Most often we notice the importance of listening in its absence! I’ve learned a good deal about listening by neglecting to.  Unfortunately that’s how I’ve learned its value. I’ve argued in my listening class for years that we do not value listening in American society!  I would extend the claim to other parts of the world but I am most familiar with my native home.  Typically I like to ask students to tell me why they agree or disagree (few have actually disagreed with my claim!).  Why do you think listening isn’t valued in our country?
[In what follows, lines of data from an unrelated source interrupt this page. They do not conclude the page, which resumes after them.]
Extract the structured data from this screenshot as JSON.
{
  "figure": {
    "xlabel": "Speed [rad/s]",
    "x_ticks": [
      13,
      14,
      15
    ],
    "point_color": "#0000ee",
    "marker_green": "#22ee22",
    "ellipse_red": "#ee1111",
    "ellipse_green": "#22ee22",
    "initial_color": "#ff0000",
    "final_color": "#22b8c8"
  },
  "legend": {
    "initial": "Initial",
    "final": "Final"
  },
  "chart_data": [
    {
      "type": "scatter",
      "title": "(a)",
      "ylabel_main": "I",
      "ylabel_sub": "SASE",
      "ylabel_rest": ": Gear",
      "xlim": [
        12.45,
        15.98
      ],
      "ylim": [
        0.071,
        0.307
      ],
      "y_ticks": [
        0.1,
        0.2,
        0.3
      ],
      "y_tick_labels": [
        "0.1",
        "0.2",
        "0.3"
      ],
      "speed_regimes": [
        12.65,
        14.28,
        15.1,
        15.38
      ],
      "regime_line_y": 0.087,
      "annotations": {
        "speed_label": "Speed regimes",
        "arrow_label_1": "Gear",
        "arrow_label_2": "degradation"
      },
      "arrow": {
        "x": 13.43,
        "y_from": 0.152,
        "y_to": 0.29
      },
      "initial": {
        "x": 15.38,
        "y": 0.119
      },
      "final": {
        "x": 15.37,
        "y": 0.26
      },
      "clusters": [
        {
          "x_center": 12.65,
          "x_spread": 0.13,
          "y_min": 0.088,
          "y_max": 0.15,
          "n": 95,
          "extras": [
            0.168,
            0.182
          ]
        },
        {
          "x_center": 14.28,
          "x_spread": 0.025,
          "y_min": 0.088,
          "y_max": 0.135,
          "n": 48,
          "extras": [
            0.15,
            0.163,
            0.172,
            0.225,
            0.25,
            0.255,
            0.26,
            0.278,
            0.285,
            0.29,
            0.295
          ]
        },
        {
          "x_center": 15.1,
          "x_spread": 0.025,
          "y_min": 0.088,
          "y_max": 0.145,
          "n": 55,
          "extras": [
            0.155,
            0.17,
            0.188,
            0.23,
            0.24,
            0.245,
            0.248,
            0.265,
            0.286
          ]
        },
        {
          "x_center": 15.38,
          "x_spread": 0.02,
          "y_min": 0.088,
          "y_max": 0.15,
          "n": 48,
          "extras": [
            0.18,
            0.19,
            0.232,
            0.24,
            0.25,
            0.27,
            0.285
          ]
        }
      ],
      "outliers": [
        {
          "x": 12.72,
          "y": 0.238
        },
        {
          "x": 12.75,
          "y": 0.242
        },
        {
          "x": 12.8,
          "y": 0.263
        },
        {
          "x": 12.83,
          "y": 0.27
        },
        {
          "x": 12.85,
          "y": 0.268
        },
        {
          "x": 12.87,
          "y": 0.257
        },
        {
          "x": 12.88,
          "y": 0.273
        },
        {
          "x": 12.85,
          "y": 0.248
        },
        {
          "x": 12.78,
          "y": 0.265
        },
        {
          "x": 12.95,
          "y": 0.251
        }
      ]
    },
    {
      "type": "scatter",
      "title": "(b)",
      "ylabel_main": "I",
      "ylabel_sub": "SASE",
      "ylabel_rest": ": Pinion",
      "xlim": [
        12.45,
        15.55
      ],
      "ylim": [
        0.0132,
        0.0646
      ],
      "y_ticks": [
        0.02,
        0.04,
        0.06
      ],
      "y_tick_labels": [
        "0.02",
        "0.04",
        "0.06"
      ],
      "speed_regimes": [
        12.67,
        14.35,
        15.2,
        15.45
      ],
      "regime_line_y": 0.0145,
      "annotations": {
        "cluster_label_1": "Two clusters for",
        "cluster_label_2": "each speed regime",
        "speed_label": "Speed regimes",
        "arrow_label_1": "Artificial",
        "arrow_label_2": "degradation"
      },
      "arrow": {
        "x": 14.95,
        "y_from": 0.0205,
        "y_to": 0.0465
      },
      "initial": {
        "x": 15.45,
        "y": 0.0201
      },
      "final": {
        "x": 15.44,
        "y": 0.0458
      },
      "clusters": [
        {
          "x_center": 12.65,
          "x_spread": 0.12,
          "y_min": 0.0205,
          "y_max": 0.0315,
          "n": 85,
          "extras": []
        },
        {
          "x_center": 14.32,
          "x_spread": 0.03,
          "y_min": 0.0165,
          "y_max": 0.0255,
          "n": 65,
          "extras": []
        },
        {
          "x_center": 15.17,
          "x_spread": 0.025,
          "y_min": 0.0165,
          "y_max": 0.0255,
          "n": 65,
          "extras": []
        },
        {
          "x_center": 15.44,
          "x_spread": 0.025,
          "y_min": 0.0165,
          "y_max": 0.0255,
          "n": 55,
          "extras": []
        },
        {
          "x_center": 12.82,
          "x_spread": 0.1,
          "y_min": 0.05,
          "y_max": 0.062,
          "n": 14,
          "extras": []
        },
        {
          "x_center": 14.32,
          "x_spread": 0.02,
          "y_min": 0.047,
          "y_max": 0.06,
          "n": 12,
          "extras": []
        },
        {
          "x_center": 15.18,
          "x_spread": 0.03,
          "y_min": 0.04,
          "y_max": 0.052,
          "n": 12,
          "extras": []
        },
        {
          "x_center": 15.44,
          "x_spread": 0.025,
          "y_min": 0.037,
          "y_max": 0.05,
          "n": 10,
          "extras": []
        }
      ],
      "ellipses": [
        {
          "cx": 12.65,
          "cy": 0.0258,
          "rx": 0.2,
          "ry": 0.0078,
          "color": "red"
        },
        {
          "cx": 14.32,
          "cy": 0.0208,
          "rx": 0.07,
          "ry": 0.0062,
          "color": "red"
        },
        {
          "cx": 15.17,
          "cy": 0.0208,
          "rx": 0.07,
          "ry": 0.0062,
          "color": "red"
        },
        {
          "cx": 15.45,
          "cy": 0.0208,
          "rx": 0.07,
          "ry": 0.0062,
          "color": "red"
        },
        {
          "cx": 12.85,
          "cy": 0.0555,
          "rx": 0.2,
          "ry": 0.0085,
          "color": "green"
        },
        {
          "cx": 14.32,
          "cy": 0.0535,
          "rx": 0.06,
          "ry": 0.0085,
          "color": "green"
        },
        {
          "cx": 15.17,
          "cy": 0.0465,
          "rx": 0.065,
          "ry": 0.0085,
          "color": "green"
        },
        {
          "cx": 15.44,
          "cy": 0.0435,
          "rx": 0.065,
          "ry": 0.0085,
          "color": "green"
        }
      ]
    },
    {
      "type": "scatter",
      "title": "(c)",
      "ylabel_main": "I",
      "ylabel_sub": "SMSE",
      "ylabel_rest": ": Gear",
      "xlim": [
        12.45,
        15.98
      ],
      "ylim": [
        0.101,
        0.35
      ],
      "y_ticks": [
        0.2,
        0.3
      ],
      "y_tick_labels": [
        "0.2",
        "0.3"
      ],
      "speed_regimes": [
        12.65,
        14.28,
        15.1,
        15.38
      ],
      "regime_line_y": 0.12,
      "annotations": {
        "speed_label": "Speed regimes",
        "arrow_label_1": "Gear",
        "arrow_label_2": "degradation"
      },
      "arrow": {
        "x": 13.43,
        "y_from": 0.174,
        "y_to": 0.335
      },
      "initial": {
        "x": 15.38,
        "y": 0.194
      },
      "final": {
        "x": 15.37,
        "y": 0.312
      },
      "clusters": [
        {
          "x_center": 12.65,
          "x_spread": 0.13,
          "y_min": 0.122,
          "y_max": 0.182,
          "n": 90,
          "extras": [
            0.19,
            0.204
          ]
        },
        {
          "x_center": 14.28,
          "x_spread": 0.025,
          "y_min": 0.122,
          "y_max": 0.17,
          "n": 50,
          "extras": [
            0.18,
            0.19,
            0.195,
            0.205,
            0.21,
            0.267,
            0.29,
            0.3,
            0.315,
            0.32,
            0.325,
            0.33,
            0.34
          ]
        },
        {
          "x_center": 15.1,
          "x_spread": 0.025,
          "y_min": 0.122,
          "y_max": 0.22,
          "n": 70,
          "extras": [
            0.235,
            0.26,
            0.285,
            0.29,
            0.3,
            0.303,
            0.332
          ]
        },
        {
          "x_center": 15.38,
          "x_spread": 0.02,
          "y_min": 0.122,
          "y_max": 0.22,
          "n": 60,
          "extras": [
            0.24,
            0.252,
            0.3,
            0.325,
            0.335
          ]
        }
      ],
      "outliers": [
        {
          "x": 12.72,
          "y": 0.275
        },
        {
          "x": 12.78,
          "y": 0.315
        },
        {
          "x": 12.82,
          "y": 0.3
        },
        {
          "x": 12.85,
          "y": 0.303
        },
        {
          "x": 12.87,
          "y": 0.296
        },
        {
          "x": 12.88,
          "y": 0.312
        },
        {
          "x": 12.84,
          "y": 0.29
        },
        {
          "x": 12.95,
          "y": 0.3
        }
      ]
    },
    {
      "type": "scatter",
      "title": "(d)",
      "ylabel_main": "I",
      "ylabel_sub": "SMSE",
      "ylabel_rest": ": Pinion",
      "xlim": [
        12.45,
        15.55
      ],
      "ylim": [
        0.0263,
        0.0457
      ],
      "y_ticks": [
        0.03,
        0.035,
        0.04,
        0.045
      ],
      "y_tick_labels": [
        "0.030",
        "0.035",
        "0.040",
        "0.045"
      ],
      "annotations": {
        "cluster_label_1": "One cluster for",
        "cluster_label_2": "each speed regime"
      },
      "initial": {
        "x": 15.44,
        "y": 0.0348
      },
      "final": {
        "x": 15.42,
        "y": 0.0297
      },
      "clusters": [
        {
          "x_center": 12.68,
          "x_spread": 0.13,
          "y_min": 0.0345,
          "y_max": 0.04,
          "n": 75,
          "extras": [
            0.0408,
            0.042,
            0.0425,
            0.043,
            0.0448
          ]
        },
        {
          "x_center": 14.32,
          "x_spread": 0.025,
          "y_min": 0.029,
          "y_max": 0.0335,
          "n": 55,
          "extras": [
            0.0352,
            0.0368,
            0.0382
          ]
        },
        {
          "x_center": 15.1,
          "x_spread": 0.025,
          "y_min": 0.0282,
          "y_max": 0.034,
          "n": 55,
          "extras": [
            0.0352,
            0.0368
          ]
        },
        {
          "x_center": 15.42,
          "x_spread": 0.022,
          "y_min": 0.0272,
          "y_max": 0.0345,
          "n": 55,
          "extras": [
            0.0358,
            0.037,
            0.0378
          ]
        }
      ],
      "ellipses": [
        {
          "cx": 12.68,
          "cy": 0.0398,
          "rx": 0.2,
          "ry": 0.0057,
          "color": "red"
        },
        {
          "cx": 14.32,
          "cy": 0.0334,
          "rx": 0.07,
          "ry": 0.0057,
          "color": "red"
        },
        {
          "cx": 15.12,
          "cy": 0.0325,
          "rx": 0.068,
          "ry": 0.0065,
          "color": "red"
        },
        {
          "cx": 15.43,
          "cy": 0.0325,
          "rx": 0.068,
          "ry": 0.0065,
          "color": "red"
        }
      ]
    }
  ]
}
Here’s an always intriguing question about this that is too many times my experience: can you explain why when you really desire to do something that feels like your heart speaking — even insisting — and have natural intelligence equal to the task — gumption, intuition, even personal experience of previous success or failure  (which is of course also learning), and you find a perfect opportunity — maybe it even feels like the ripe occasion given as a gift — the gift of a lifetime perhaps, and instead of executing what you want to and know to do, you inst3ead, fail to ‘getter done’ as the common vernacular would have it?  You may want to listen and know it’s the thing to do — but it simply escapes you and into the place of that lack, (an absence, which at that point feels more like derelict neglect), flows the costly consequences and reversals of the near imperfect performance — I didn’t listen after all!  In my case this is often because I have a point to make rather than taking time to let another make theirs until I better understand what they ‘have in mind.’  From these failures I’ve come to define listening as “the desire to be intentionally, intimately present to the meaning of another.”  I hope you can see why I might fail at this from time to time. But dear Jesus why when I’d like it to be other-wise.